Padahal baru saja aku merasakan nikmatnya hubungan sex dengan wanita yang lebih tua dariku itu. Tadinya aku bertekad untuk sering - sering “menengok” ke rumah Mbak Ninies itu. Tapi apa daya… takdir berkata lain.


Ya… semuanya itu akan tetap kuingat sebagai pengalaman awalku tentang nikmatnya menyetubuhi lawan jenisku.


Tentu saja aku merasa kecewa dan sedih karena harus berpisah dengan Mbak Ninies yang tadinya kuanggap bisa dijadikan penyaluran nafsu birahiku.


Begitulah… aku masih ingat semuanya itu. Semua yang telah terjadi dengan Mbak Ninies beberapa bulan yang lalu itu. Peristiwa indah di rumah Mbak Ninies itu, akhirnya hanya bisa kukenang, karena aku tak mungkin jauh - jauh ke Medan hanya untuk menjumpai wanita yang telah mengambil keperjakaanku itu.


Beberapa bulan aku dibuat kehilangan, sampai akhirnya aku menemukan sosok yang bisa dijadikan tempat untuk penyaluran nafsu birahiku. Sosok itu adalah ibu kandungku sendiri.


Dan ternyata bersetubuh dengan Ibu tak kalah nikmatnya dengan menyetubuhi Mbak Ninies. Bahkan dalam beberapa hal aku merasa bahwa liang kewanitaan Ibu lebih enak daripada liang kewanitaan Mbak Ninies.

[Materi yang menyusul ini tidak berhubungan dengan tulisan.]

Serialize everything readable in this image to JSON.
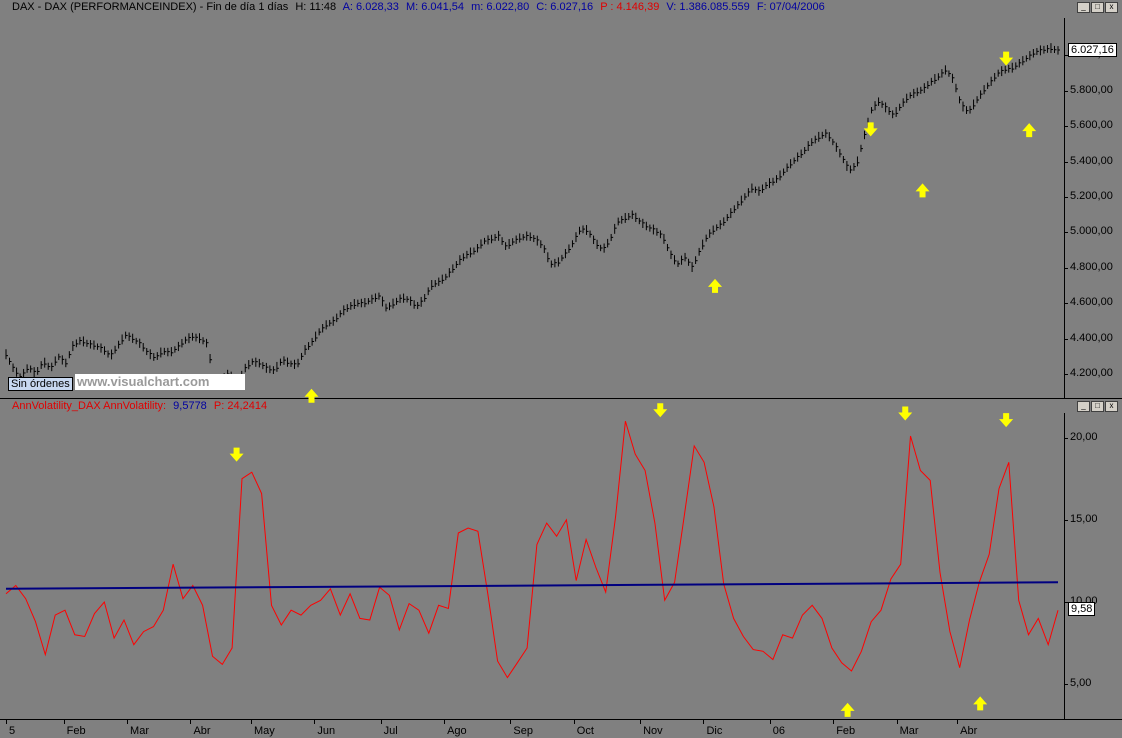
{
  "top_header": {
    "symbol": "DAX - DAX (PERFORMANCEINDEX) - Fin de día 1 días",
    "h": "H: 11:48",
    "a": "A: 6.028,33",
    "m_high": "M: 6.041,54",
    "m_low": "m: 6.022,80",
    "c": "C: 6.027,16",
    "p": "P : 4.146,39",
    "v": "V: 1.386.085.559",
    "f": "F: 07/04/2006"
  },
  "bottom_header": {
    "name": "AnnVolatility_DAX  AnnVolatility:",
    "value": "9,5778",
    "p": "P: 24,2414"
  },
  "window_buttons": [
    "_",
    "□",
    "x"
  ],
  "sin_ordenes": "Sin órdenes",
  "watermark": "www.visualchart.com",
  "chart_data": [
    {
      "type": "line",
      "title": "DAX - DAX (PERFORMANCEINDEX)",
      "y_ticks": [
        "6.000,00",
        "5.800,00",
        "5.600,00",
        "5.400,00",
        "5.200,00",
        "5.000,00",
        "4.800,00",
        "4.600,00",
        "4.400,00",
        "4.200,00"
      ],
      "y_tick_values": [
        6000,
        5800,
        5600,
        5400,
        5200,
        5000,
        4800,
        4600,
        4400,
        4200
      ],
      "ylim": [
        4110,
        6200
      ],
      "last_value_label": "6.027,16",
      "series": [
        {
          "values": [
            4310,
            4230,
            4180,
            4240,
            4200,
            4270,
            4230,
            4300,
            4260,
            4360,
            4390,
            4370,
            4360,
            4340,
            4300,
            4360,
            4420,
            4400,
            4370,
            4320,
            4290,
            4330,
            4320,
            4350,
            4390,
            4410,
            4400,
            4370,
            4130,
            4180,
            4200,
            4150,
            4230,
            4270,
            4260,
            4230,
            4220,
            4280,
            4260,
            4250,
            4330,
            4380,
            4440,
            4480,
            4500,
            4550,
            4580,
            4600,
            4600,
            4620,
            4640,
            4570,
            4600,
            4630,
            4620,
            4580,
            4620,
            4700,
            4720,
            4750,
            4800,
            4850,
            4880,
            4900,
            4950,
            4960,
            4980,
            4920,
            4950,
            4970,
            4980,
            4960,
            4920,
            4820,
            4830,
            4880,
            4940,
            5020,
            5010,
            4940,
            4900,
            4960,
            5060,
            5080,
            5100,
            5060,
            5030,
            5010,
            4980,
            4880,
            4820,
            4860,
            4800,
            4900,
            4980,
            5020,
            5050,
            5100,
            5150,
            5200,
            5250,
            5230,
            5270,
            5290,
            5330,
            5380,
            5420,
            5460,
            5510,
            5540,
            5560,
            5500,
            5430,
            5350,
            5380,
            5540,
            5690,
            5740,
            5700,
            5660,
            5720,
            5770,
            5790,
            5810,
            5850,
            5880,
            5920,
            5860,
            5720,
            5680,
            5740,
            5800,
            5850,
            5900,
            5920,
            5930,
            5960,
            5990,
            6020,
            6030,
            6040,
            6027
          ],
          "x_start": 0,
          "x_end": 365
        }
      ],
      "markers": [
        {
          "dir": "up",
          "day": 106,
          "value": 4140
        },
        {
          "dir": "up",
          "day": 246,
          "value": 4760
        },
        {
          "dir": "down",
          "day": 300,
          "value": 5520
        },
        {
          "dir": "up",
          "day": 318,
          "value": 5300
        },
        {
          "dir": "down",
          "day": 347,
          "value": 5920
        },
        {
          "dir": "up",
          "day": 355,
          "value": 5640
        }
      ]
    },
    {
      "type": "line",
      "title": "AnnVolatility_DAX",
      "y_ticks": [
        "20,00",
        "15,00",
        "10,00",
        "5,00"
      ],
      "y_tick_values": [
        20,
        15,
        10,
        5
      ],
      "ylim": [
        3.0,
        21.5
      ],
      "last_value_label": "9,58",
      "series": [
        {
          "name": "AnnVolatility",
          "color": "#ff0000",
          "values": [
            10.5,
            11.0,
            10.2,
            8.8,
            6.8,
            9.2,
            9.5,
            8.0,
            7.9,
            9.3,
            10.0,
            7.8,
            8.9,
            7.4,
            8.2,
            8.5,
            9.5,
            12.3,
            10.2,
            11.0,
            9.8,
            6.7,
            6.2,
            7.2,
            17.5,
            17.9,
            16.6,
            9.8,
            8.6,
            9.5,
            9.2,
            9.8,
            10.1,
            10.8,
            9.2,
            10.5,
            9.0,
            8.9,
            10.9,
            10.4,
            8.3,
            9.9,
            9.5,
            8.1,
            9.8,
            9.6,
            14.2,
            14.5,
            14.3,
            10.5,
            6.4,
            5.4,
            6.3,
            7.2,
            13.5,
            14.8,
            14.0,
            15.0,
            11.3,
            13.8,
            12.1,
            10.6,
            15.2,
            21.0,
            19.0,
            18.0,
            14.8,
            10.1,
            11.2,
            15.3,
            19.5,
            18.5,
            15.8,
            11.1,
            9.0,
            7.9,
            7.1,
            7.0,
            6.5,
            8.0,
            7.8,
            9.2,
            9.8,
            9.0,
            7.2,
            6.3,
            5.8,
            7.0,
            8.8,
            9.5,
            11.4,
            12.3,
            20.1,
            18.0,
            17.4,
            11.8,
            8.2,
            6.0,
            8.9,
            11.2,
            12.9,
            16.9,
            18.5,
            10.1,
            8.0,
            9.0,
            7.4,
            9.5
          ],
          "x_start": 0,
          "x_end": 365
        },
        {
          "name": "MA",
          "color": "#000080",
          "values": [
            10.8,
            11.2
          ],
          "x_start": 0,
          "x_end": 365
        }
      ],
      "markers": [
        {
          "dir": "down",
          "day": 80,
          "value": 18.3
        },
        {
          "dir": "down",
          "day": 227,
          "value": 21.0
        },
        {
          "dir": "up",
          "day": 292,
          "value": 4.1
        },
        {
          "dir": "down",
          "day": 312,
          "value": 20.8
        },
        {
          "dir": "up",
          "day": 338,
          "value": 4.5
        },
        {
          "dir": "down",
          "day": 347,
          "value": 20.4
        }
      ]
    }
  ],
  "x_axis": {
    "labels": [
      "5",
      "Feb",
      "Mar",
      "Abr",
      "May",
      "Jun",
      "Jul",
      "Ago",
      "Sep",
      "Oct",
      "Nov",
      "Dic",
      "06",
      "Feb",
      "Mar",
      "Abr"
    ],
    "label_days": [
      0,
      20,
      42,
      64,
      85,
      107,
      130,
      152,
      175,
      197,
      220,
      242,
      265,
      287,
      309,
      330
    ]
  }
}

Padahal ibuku sudah dua kali melahirkan. Sementara Mbak Ninies belum pernah melahirkan. Logikanya, kemaluan Mbak Ninies harus lebih enak daripada kemaluan Ibu. Tapi ternyata sebaliknya, liang kewanitaan Ibu jauh lebih enak daripada liang kewanitaan Mbak Ninies.


Dan yang sangat menyenangkan, ibuku siap meladeniku kapan saja aku mau.


Bahkan dua malam setelah peristiwa pertama itu, Ibu mendatangi kamarku. Ibu memang sudah hafal liku - liku rumah ini. Sehingga tanpa tongkat pun beliau bisa mencapai tempat yang ingin dicapainya.


Pada saat itu aku sedang duduk di atas sofa tua dalam kamarku. Maka kujemput Ibu dan kutuntun ke arah sofa, lalu kududukkan di atas pangkuanku.


“Kamu gak kepengen lagi Wan?” tanya Ibu sambil merapatkan pipinya ke pipiku.


“Tentu aja kepengen Bu,” sahutku, “kemaren kan gak begituan sama Ibu. Tapi aku mau mandi dulu, lalu makan malam dulu. Setelah isi perut kita turun, barulah aku mau tidur di kamar Ibu… setelah puas meniduri Ibu. Heheheee…”


“Iya… ibu juga lagi horny Wan.”


“Cailaaa… Ibu tau horny segala ya…”


“Kan ibu suka baca di buku - buku berhurup braille Wan.”


“Iya, aku lupa itu. Mmm… nanti kucarikan deh buku - buku pengetahuan berhurup braille, biar Ibu tidak ketinggalan zaman. Aku mau mandi dulu ya Bu,” kataku sambil mendudukkan Ibu di atas sofa.


“Iya,” sahut Ibu, “ibu sih waktu kamu baru pulang tadi pas lagi mandi.”


“Setelah mandi, nanti aku beli nasi bungkus. Ibu mau nasi campur apa?”


“Nasinya baru matang di magicom Wan. Beli lauk pauknya aja.”


“Oke,” sahutku sambil melangkah ke luar, meninggalkan ibu di dalam kamarku.